No Rio de Janeiro, a Associação de Amigos da Rede Fitovida16 é uma organização da sociedade civil, formada por dezenas de grupos em diversas regiões do estado, que reivindica o reconhecimento dos saberes sobre plantas medicinais como um patrimônio cultural imaterial com base no Decreto 3.551/2000 (Brasil, 2000).17 A busca da Rede Fitovida para obter o registro de suas práticas teve início em 2004 e segue inconclusa (Simão; Rodrigues, 2019).
Localmente, os grupos atuam organizados em torno de pessoas com notáveis saberes sobre cuidados com a saúde com plantas medicinais, mas sempre em conexão com outras ações de assistência social, seja movida pela Igreja Católica (como Pastoral da Criança e da Saúde), seja por meio de organizações não governamentais.
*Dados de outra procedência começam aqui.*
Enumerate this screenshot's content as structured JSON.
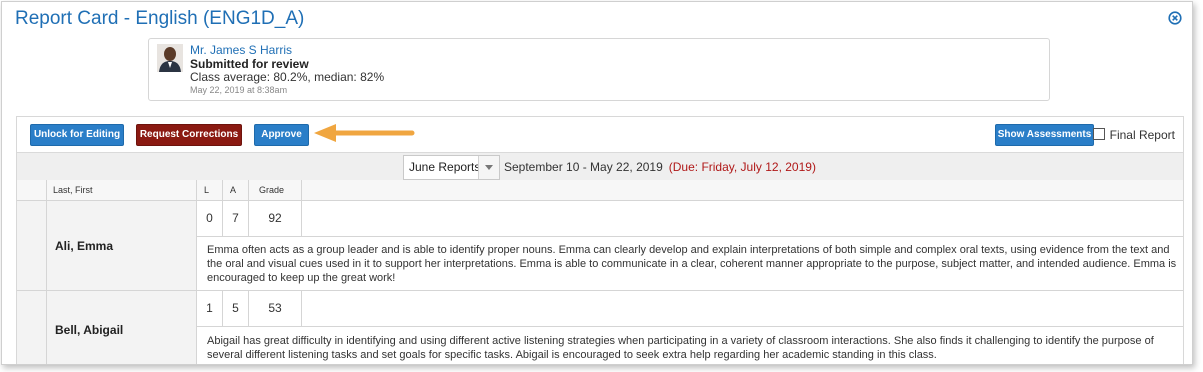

Em sua maioria, formados por mulheres idosas, aposentadas ou pensionistas, com baixa escolaridade, são grupos heterogêneos, organizados em momentos, locais e contextos diferenciados, que foram buscar na manipulação e uso das plantas medicinais uma forma de promover a melhoria na qualidade de vida da população de baixa renda circunvizinha. A partir de 2000, esses grupos iniciaram um processo de formação em rede promovendo encontros e discutindo estratégias de legitimação.
Em 2004, seus representantes procuraram apoio junto ao Instituto do Patrimônio Histórico e Artístico Nacional (Iphan) para compreender de que maneira a legislação sobre patrimônio cultural imaterial poderia respaldar suas atividades. Após algumas reuniões, iniciaram um processo de autoinventariamento fazendo uso da metodologia do Inventário Nacional de Referências Culturais (INRC).18 Na época, o IPHAN estava em processo de implementação da política, tendo apenas quatro bens registrados até então: o ofício das paneleiras de Goiabeiras no Espírito Santo (2002) e a arte kusiwa - pintura corporal e arte gráfica dos Wajãpi do Amapá (2002); o samba de roda do Recôncavo Baiano (BA) (2004) e o Círio de Nossa Senhora de Nazaré no Pará (2004) (Simão; Rodrigues, 2019). A obtenção de um Registro como bem cultural imaterial tem como consequência a responsabilização do Estado e da comunidade em garantirem a continuidade, conforme definida pelas diretrizes da política, também está prevista a revisão desse registro a cada dez anos. Para as representantes da Rede, seria uma “saída” para a formalização de suas práticas sem ter que seguir os critérios adotados pelo Ministério da Saúde, que exigiam uma adequação de processos produtivos, o que não seria possível segundo as características dos grupos.
Oficina de “pomada milagrosa”, Rede Fitovida: coleta (no alto, à esquerda) e cozimento da pomada (no alto, à direita) e seleção de plantas (acima), Japeri, Rio de Janeiro, 2013.
O processo de inventário da Rede Fitovida foi o primeiro em que um grupo popular propunha uma inventariação de suas próprias atividades. A primeira etapa foi concluída em 2007, apresentou os levantamentos preliminares e produtos como uma cartilha, um CD-Rom, folhetos e banners com detalhes do projeto: a identificação dos bens culturais, a identificação das guardiãs dos saberes tradicionais e algumas das receitas consagradas. A resposta do Departamento de Patrimônio Imaterial do Iphan à solicitação só ocorreu em 2011: embora o material entregue tivesse grande riqueza de detalhes sobre o processo de organização dos detentores de saberes, havia informações e descrições insuficientes sobre os elementos históricos, sociais e geográficos. Portanto, era necessário aprimorar a metodologia e aprofundar a pesquisa, a fim de caracterizar melhor o universo dos sujeitos sociais (Simão; Rodrigues, 2019). Somente em 2013, a Rede Fitovida decidiu retomar o inventário, concluído em 2018.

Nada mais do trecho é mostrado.